When I was in college (around 2010), I worked with OpenCV and facial detection quite a bit, I always found it very interesting. I wanted to build a recognition platform on top of this, but I quickly determined I was in way over my head...
Neural networks have come a long way since then.
Since moving into our home, I have been trying to find ways of gathering data. Temperatures inside and outside, moisture levels in the garden, todo list data, camera systems with motion detection, etc. I have been doing this in the hope that one day, I can create a neural networks to help with things around the house.
Recently, I have had a breakthrough in this area.
After noticing that I was accidentally storing hundreds of gigabytes of motion detection videos, I realized the treasure this could be!
Finding the interesting bits
Since I peruse the tech blogs every day, I remembered seeing some new work in the image tagging world. After some searching, I found it again, YOLO. After building this library, downloading a previously trained model, and learning a bit of python, I was labeling objects in my videos!

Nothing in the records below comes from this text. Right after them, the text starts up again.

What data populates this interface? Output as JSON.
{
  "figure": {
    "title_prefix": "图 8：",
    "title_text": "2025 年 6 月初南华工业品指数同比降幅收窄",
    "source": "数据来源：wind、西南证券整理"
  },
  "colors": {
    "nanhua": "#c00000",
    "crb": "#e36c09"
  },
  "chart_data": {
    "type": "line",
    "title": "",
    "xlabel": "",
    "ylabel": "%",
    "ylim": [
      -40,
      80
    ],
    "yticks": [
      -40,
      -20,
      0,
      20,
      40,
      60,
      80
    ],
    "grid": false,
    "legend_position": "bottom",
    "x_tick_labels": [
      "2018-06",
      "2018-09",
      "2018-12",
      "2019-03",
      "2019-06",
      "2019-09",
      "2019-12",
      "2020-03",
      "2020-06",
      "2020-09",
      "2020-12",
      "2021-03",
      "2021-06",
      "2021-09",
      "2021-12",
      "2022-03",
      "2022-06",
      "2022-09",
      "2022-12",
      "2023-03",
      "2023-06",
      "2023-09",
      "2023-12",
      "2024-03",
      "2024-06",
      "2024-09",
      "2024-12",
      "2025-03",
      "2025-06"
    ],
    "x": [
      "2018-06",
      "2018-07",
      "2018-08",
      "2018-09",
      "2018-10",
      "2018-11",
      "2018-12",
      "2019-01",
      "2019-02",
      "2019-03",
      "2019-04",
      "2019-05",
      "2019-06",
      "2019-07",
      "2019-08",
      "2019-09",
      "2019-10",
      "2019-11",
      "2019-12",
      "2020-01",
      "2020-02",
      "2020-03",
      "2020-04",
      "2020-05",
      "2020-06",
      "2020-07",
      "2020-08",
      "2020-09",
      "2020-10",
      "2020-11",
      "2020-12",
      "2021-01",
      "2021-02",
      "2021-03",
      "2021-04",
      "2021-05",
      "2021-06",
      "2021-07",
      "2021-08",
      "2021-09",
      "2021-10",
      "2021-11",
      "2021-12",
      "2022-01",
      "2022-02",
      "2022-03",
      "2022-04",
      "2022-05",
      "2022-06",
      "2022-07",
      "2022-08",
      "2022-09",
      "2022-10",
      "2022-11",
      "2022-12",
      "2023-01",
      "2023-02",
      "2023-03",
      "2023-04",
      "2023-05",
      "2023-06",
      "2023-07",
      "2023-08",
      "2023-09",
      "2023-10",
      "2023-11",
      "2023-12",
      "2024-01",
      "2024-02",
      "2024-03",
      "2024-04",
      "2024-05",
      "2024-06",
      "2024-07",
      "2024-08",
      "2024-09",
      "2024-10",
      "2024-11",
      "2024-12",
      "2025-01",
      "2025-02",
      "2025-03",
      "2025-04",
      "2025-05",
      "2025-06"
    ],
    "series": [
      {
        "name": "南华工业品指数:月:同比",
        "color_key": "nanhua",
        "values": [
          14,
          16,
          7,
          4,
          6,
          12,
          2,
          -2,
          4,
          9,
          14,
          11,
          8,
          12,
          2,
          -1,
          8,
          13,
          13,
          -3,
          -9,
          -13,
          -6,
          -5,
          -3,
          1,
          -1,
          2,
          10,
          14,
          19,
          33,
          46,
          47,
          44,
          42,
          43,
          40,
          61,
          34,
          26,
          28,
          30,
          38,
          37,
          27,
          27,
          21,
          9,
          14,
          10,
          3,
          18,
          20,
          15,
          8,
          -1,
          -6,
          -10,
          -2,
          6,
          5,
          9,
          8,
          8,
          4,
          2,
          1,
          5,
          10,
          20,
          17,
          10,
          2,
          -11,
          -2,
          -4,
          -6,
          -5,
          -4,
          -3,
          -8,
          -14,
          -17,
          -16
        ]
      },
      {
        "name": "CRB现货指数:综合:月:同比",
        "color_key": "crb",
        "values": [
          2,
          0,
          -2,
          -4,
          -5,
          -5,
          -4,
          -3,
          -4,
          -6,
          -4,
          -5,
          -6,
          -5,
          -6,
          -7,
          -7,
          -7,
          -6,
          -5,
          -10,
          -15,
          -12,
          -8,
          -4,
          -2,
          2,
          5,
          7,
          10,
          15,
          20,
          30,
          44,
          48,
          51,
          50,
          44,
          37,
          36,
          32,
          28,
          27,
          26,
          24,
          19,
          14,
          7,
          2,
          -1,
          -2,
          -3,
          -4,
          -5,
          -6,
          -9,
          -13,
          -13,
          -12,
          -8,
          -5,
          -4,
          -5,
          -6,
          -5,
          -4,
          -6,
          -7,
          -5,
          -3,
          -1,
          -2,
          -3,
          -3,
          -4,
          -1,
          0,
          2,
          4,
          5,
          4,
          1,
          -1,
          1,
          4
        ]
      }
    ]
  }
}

At first, I naively thought there was no way this could work for my use case. Each tag took around 30 seconds to calculate and I was potentially going to have thousands of frames thrown at this thing.
NO. I went a much simpler route that has bene working well.
Only a few frames
I decided there was no reason to analyze entire videos worth of frames. My motion detection was already doing the hard work for me. I decided to break out ffmpeg and extract a few frames of the detection video.
This greatly simplified my problem. Now all I had to do was tag a few images for each detection video.
I quickly wrote a simple python server that accepted an POST request with an image, and used YOLO to spit out a list of labels. Each which had bounding box data... this was getting exciting.
Just for fun, I whipped up a quick react app which allowed me to swipe through all my tagged objects and give them real labels.
To be honest, the labels were nice, but those were not what I was after. I wanted to know when my wife walks through the gate, if my dog is barking at the fence, or if a friend comes over. That was my goal.
I went back to a library I had tried before and failed with. ConvNetJS I had remembered he made a demo which could learn to recognize objects from a dataset with 90% accuracy after just a few minutes.
Here is the demo.
I now had a large amount of raw training data, and a potential library to use.
I knew my raw data needed to be cleaned up and normalized for it to run through a network. I kept it simple, I cropped out the detected boundary of the image then used a contain algorithm to resize them to 64x64. In the future I want to also save a horizontal flipped version of the image so I can double my training data.
It took a fews day to figure out ConvNetJS. At first I was only running the data through once per image and expecting it to work 🤦.
I went back to the demo and realized he was throwing random input images at the network and teaching it the correct label, while minimizing the "classification loss". I coded up something very similar, but without the fancy graphs. It was just a terminal app that took all my normalized images and personal labels and trained them randomly over a set amount of iterations.
After tweaking the network training configuration a few times, my training normally takes around 30 mins, and performs quite well.
I now get emails throughout the day of recognized people, dogs, cars, etc.
Still more work to do, but I am very happy with where it is right now.